Classifying celestial objects with ML
The aim of this notebook is the classification of observations of astronomical objects in three different categories: stars, galaxies, quasars. To do so I use data from the Sloan Digital Sky Survey Classification.
The data
The Sloan Digital Sky Survey is a project that periodically provides data from space imaging free to the public. This project specifically uses data from the RD14 data release.
For this purpose a special 2.5 m diameter telescope was built at the Apache Point Observatory in New Mexico, USA. The telescope uses a camera of 30 CCD-Chips with 2048x2048 image points each.
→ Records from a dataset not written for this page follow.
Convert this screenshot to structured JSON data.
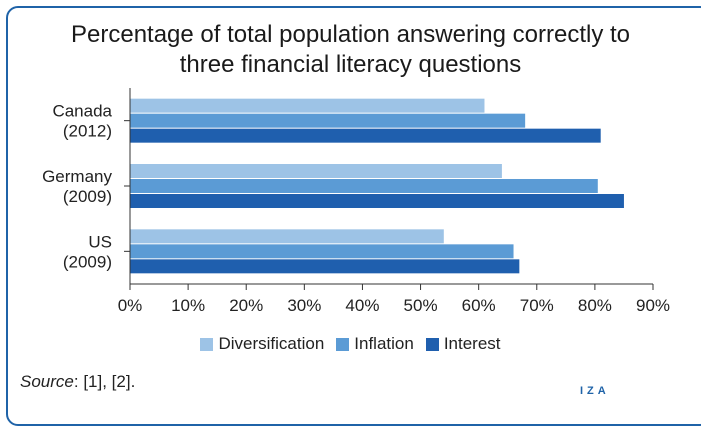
{
  "chart_data": {
    "type": "bar",
    "orientation": "horizontal",
    "title": "Percentage of total population answering correctly to\nthree financial literacy questions",
    "categories": [
      {
        "line1": "Canada",
        "line2": "(2012)"
      },
      {
        "line1": "Germany",
        "line2": "(2009)"
      },
      {
        "line1": "US",
        "line2": "(2009)"
      }
    ],
    "series": [
      {
        "name": "Diversification",
        "color": "#9dc3e6",
        "values": [
          61,
          64,
          54
        ]
      },
      {
        "name": "Inflation",
        "color": "#5b9bd5",
        "values": [
          68,
          80.5,
          66
        ]
      },
      {
        "name": "Interest",
        "color": "#1f5fae",
        "values": [
          81,
          85,
          67
        ]
      }
    ],
    "xlim": [
      0,
      90
    ],
    "xticks": [
      "0%",
      "10%",
      "20%",
      "30%",
      "40%",
      "50%",
      "60%",
      "70%",
      "80%",
      "90%"
    ],
    "xlabel": "",
    "ylabel": "",
    "grid": false,
    "legend_position": "bottom"
  },
  "source": {
    "label": "Source",
    "text": ": [1], [2]."
  },
  "logo": "IZA"
}
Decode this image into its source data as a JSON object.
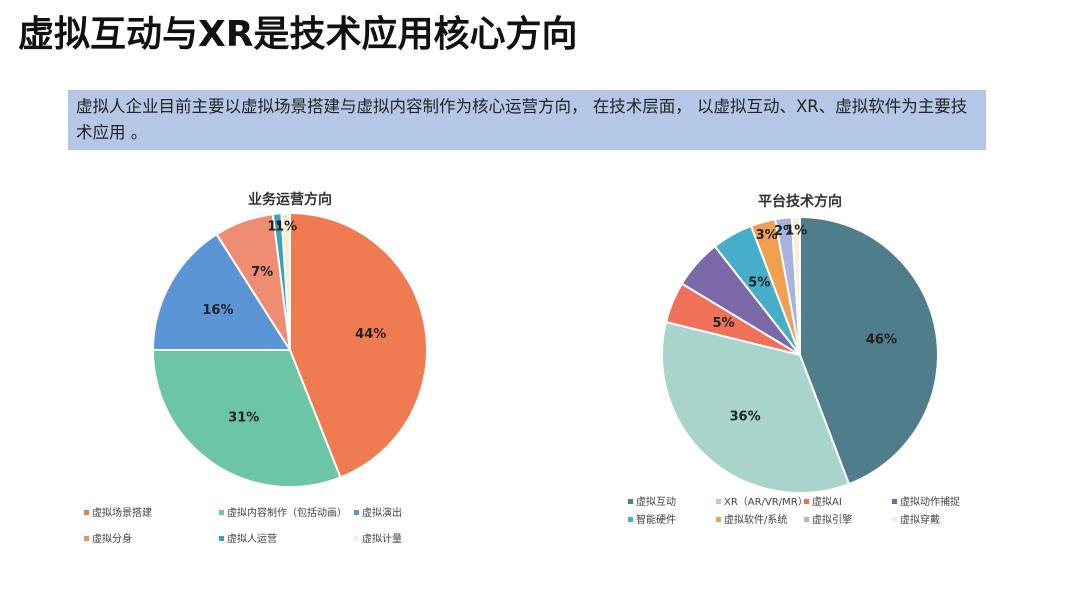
{
  "header": {
    "title": "虚拟互动与XR是技术应用核心方向",
    "text": "虚拟人企业目前主要以虚拟场景搭建与虚拟内容制作为核心运营方向， 在技术层面， 以虚拟互动、XR、虚拟软件为主要技术应用 。"
  },
  "chart_data": [
    {
      "type": "pie",
      "title": "业务运营方向",
      "categories": [
        "虚拟场景搭建",
        "虚拟内容制作（包括动画）",
        "虚拟演出",
        "虚拟分身",
        "虚拟人运营",
        "虚拟计量"
      ],
      "values": [
        44,
        31,
        16,
        7,
        1,
        1
      ],
      "value_labels": [
        "44%",
        "31%",
        "16%",
        "7%",
        "1%",
        "1%"
      ],
      "colors": [
        "#f07b50",
        "#6cc5a4",
        "#5b95d6",
        "#ef8c74",
        "#3a9fc0",
        "#f7efd4"
      ]
    },
    {
      "type": "pie",
      "title": "平台技术方向",
      "categories": [
        "虚拟互动",
        "XR（AR/VR/MR）",
        "虚拟AI",
        "虚拟动作捕捉",
        "智能硬件",
        "虚拟软件/系统",
        "虚拟引擎",
        "虚拟穿戴"
      ],
      "values": [
        46,
        36,
        5,
        6,
        5,
        3,
        2,
        1
      ],
      "value_labels": [
        "46%",
        "36%",
        "5%",
        null,
        "5%",
        "3%",
        "2%",
        "1%"
      ],
      "colors": [
        "#4f7d8c",
        "#a8d4cc",
        "#f0715a",
        "#7b68a8",
        "#46aec9",
        "#f0a050",
        "#a6b4dd",
        "#f8f0d2"
      ]
    }
  ]
}
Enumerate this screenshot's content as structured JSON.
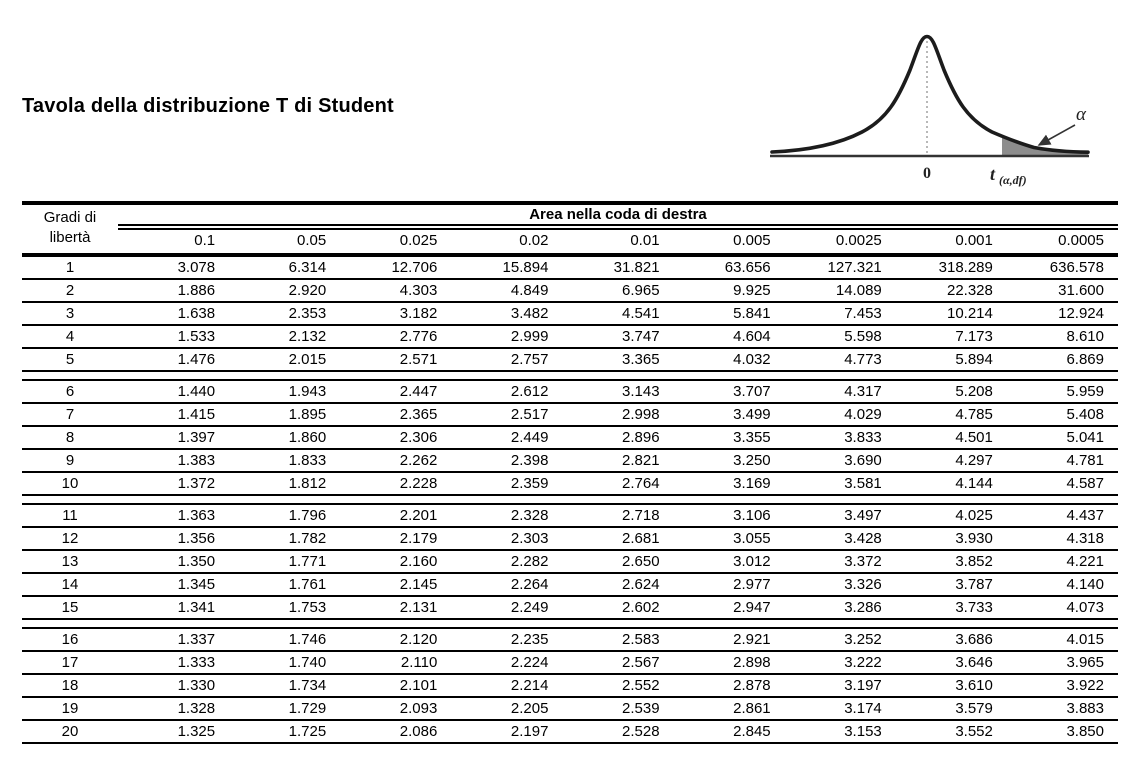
{
  "title": "Tavola della distribuzione T di Student",
  "figure": {
    "alpha_label": "α",
    "zero_label": "0",
    "t_label_base": "t",
    "t_label_sub": "(α,df)"
  },
  "colors": {
    "line": "#1c1c1c",
    "shade": "#8d8d8d",
    "axis": "#333333"
  },
  "table": {
    "row_header_line1": "Gradi di",
    "row_header_line2": "libertà",
    "col_group_header": "Area nella coda di destra",
    "group_size": 5,
    "columns": [
      "0.1",
      "0.05",
      "0.025",
      "0.02",
      "0.01",
      "0.005",
      "0.0025",
      "0.001",
      "0.0005"
    ],
    "rows": [
      {
        "df": "1",
        "values": [
          "3.078",
          "6.314",
          "12.706",
          "15.894",
          "31.821",
          "63.656",
          "127.321",
          "318.289",
          "636.578"
        ]
      },
      {
        "df": "2",
        "values": [
          "1.886",
          "2.920",
          "4.303",
          "4.849",
          "6.965",
          "9.925",
          "14.089",
          "22.328",
          "31.600"
        ]
      },
      {
        "df": "3",
        "values": [
          "1.638",
          "2.353",
          "3.182",
          "3.482",
          "4.541",
          "5.841",
          "7.453",
          "10.214",
          "12.924"
        ]
      },
      {
        "df": "4",
        "values": [
          "1.533",
          "2.132",
          "2.776",
          "2.999",
          "3.747",
          "4.604",
          "5.598",
          "7.173",
          "8.610"
        ]
      },
      {
        "df": "5",
        "values": [
          "1.476",
          "2.015",
          "2.571",
          "2.757",
          "3.365",
          "4.032",
          "4.773",
          "5.894",
          "6.869"
        ]
      },
      {
        "df": "6",
        "values": [
          "1.440",
          "1.943",
          "2.447",
          "2.612",
          "3.143",
          "3.707",
          "4.317",
          "5.208",
          "5.959"
        ]
      },
      {
        "df": "7",
        "values": [
          "1.415",
          "1.895",
          "2.365",
          "2.517",
          "2.998",
          "3.499",
          "4.029",
          "4.785",
          "5.408"
        ]
      },
      {
        "df": "8",
        "values": [
          "1.397",
          "1.860",
          "2.306",
          "2.449",
          "2.896",
          "3.355",
          "3.833",
          "4.501",
          "5.041"
        ]
      },
      {
        "df": "9",
        "values": [
          "1.383",
          "1.833",
          "2.262",
          "2.398",
          "2.821",
          "3.250",
          "3.690",
          "4.297",
          "4.781"
        ]
      },
      {
        "df": "10",
        "values": [
          "1.372",
          "1.812",
          "2.228",
          "2.359",
          "2.764",
          "3.169",
          "3.581",
          "4.144",
          "4.587"
        ]
      },
      {
        "df": "11",
        "values": [
          "1.363",
          "1.796",
          "2.201",
          "2.328",
          "2.718",
          "3.106",
          "3.497",
          "4.025",
          "4.437"
        ]
      },
      {
        "df": "12",
        "values": [
          "1.356",
          "1.782",
          "2.179",
          "2.303",
          "2.681",
          "3.055",
          "3.428",
          "3.930",
          "4.318"
        ]
      },
      {
        "df": "13",
        "values": [
          "1.350",
          "1.771",
          "2.160",
          "2.282",
          "2.650",
          "3.012",
          "3.372",
          "3.852",
          "4.221"
        ]
      },
      {
        "df": "14",
        "values": [
          "1.345",
          "1.761",
          "2.145",
          "2.264",
          "2.624",
          "2.977",
          "3.326",
          "3.787",
          "4.140"
        ]
      },
      {
        "df": "15",
        "values": [
          "1.341",
          "1.753",
          "2.131",
          "2.249",
          "2.602",
          "2.947",
          "3.286",
          "3.733",
          "4.073"
        ]
      },
      {
        "df": "16",
        "values": [
          "1.337",
          "1.746",
          "2.120",
          "2.235",
          "2.583",
          "2.921",
          "3.252",
          "3.686",
          "4.015"
        ]
      },
      {
        "df": "17",
        "values": [
          "1.333",
          "1.740",
          "2.110",
          "2.224",
          "2.567",
          "2.898",
          "3.222",
          "3.646",
          "3.965"
        ]
      },
      {
        "df": "18",
        "values": [
          "1.330",
          "1.734",
          "2.101",
          "2.214",
          "2.552",
          "2.878",
          "3.197",
          "3.610",
          "3.922"
        ]
      },
      {
        "df": "19",
        "values": [
          "1.328",
          "1.729",
          "2.093",
          "2.205",
          "2.539",
          "2.861",
          "3.174",
          "3.579",
          "3.883"
        ]
      },
      {
        "df": "20",
        "values": [
          "1.325",
          "1.725",
          "2.086",
          "2.197",
          "2.528",
          "2.845",
          "3.153",
          "3.552",
          "3.850"
        ]
      }
    ]
  }
}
The chips are ordered in 5 rows with 6 chips in each row. Each row observes the space through different optical filters (u, g, r, i, z) at wavelengths of approximately 354, 476, 628, 769, 925 nm.
The dataset contains the following features:
Object identity and position
- objid = Object Identifier
- ra = J2000 Right Ascension (r-band)
- dec = J2000 Declination (r-band)
Filters
- u = better of DeV/Exp magnitude fit
- g = better of DeV/Exp magnitude fit
- r = better of DeV/Exp magnitude fit
- i = better of DeV/Exp magnitude fit
- z = better of DeV/Exp magnitude fit
Acquisition metadata
- run = Run Number
- rereun = Rerun Number
- camcol = Camera column
- field = Field number
Object info
- specobjid = Object Identifier
- class = object class (galaxy, star or quasar object)
- redshift = Final Redshift
- plate = plate number
- mjd = MJD of observation
- fiberid = fiber ID
Some features are removed as they consist of unique identifiers or are irrelevant to the identification of astronomical objects:
objid
, specobjid
,fiberid
,mjd
,plate
, rerun
, run
The following color channels are also removed, as they are highly correlated with each other and another channel:
r
, i
, z
Training and optimizing the model
The algorithm chosen for the classification task is XGBoost Classifier.
Algorythm optimization is achieved with a gridsearch and the parameters of the best performing model are:
{'gamma': 1,
'learning_rate': 0.05,
'max_depth': 6,
'min_child_weight': 1,
'n_estimators': 100}
After optimization the scores for the train and test set are, respectively 0.998 and 0.99.